Location - character
date - character
new_cases - integer
new_deaths - integer
total_deaths - integer
people_vaccinated - numeric
people_fully_vaccinated - numeric
total_boosters - numeric
population - numeric
total_vaccinations - numeric
new_vaccinations - integer
stringency_index (Measure of government restrictions) - numeric
icu_patients - integer
hosp_patients - integer
positive_rate - numeric
reproduction_rate - numeric

3.4. Summary:

The dataset comprises 429,435 observations and 67 columns. The dataset representing detailed COVID-19 data from multiple countries over time. Each row corresponds to a specific date and location (country and region) making the dataset structured as a longitudinal time series.

Data Types:
- Character variables (Eg: iso_code,continent,location,date) :Represents identifiers and date information.
- Numeric variables: Majority of the dataset consists of integers (int) and continuous numbers (num).
Data Coverage:
- Includes data on COVID-19 cases, deaths, testing, hospitalizations, ICU usage, vaccinations, and public health policy responses.
- Demographic and socioeconomic indicators like median age, GDP per capita, population density, and human development index are included to conduct/support deeper analytic insights.
- Also includes healthcare capacity and risk factors such as smoking rates, cardiovascular death rate, handwashing facilities, and hospital beds.
- Excess mortality provides insight into the pandemic’s broader impact beyond the reported COVID-19 deaths.
Missing Values:
- Several variables, especially those related to ICU, hospitalization, testing, vaccination, and excess mortality, contain many NA values, indicating inconsistent or unavailable reporting across regions and time.

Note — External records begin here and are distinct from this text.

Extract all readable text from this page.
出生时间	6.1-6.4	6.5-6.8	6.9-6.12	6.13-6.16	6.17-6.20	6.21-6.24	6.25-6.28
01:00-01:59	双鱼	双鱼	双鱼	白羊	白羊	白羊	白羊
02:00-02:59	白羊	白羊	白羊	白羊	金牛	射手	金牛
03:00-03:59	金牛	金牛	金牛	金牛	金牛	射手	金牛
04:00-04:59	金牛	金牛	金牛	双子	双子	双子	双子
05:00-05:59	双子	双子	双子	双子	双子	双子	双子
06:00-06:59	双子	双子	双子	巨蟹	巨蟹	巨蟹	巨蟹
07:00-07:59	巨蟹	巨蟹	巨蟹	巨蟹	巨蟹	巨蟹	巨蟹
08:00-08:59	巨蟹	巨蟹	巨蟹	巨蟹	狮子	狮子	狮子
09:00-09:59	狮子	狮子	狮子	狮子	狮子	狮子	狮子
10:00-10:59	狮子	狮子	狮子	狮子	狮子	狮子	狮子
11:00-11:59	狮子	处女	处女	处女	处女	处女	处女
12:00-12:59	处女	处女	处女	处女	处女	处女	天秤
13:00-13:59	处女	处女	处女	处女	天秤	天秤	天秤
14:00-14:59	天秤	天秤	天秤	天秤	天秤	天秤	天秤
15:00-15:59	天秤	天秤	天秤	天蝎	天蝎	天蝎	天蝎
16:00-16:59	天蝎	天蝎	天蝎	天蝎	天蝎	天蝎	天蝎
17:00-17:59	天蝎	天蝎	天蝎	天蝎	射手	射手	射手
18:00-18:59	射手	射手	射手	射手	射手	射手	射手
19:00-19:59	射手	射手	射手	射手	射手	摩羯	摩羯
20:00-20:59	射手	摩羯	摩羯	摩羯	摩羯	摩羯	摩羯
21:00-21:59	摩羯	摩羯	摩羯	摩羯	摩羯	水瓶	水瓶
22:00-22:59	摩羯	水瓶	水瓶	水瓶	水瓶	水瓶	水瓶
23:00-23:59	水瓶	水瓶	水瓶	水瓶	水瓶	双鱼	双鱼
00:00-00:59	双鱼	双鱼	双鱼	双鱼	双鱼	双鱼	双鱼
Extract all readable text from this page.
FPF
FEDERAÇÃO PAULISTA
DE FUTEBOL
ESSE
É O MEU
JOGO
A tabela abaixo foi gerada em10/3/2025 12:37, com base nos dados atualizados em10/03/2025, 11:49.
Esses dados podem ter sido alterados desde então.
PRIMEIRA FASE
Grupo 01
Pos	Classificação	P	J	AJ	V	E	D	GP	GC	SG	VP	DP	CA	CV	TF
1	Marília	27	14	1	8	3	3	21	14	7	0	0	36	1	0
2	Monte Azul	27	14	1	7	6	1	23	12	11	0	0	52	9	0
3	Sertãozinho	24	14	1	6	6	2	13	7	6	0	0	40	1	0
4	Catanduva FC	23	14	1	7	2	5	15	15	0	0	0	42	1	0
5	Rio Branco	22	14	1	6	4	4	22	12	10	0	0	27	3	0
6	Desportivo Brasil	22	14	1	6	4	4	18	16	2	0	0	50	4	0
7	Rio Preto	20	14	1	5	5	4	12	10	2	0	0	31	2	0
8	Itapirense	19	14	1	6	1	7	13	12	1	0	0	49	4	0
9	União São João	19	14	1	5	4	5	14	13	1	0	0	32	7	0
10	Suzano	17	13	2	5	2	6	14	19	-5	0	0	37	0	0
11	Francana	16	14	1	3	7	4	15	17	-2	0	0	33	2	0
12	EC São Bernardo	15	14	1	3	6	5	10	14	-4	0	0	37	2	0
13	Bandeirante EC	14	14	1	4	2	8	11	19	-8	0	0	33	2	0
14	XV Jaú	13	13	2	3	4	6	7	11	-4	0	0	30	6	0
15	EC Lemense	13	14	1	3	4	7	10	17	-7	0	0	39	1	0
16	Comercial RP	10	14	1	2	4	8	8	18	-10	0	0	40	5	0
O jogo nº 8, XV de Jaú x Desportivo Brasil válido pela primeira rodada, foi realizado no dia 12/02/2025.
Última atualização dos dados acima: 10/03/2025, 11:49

The dataset offers a rich foundation to help analyze how COVID-19 spread across the world, how it affected people, how countries responded and the healthcare systems differed between regions. It is suitable for our project as it includes up-to-date data on vaccinations,cases and deaths,which we can use to study how effective the vaccines were in reducing infections and saving lives.

4. Data Preparation

main_data_frame<-read.csv('owid-covid-data.csv')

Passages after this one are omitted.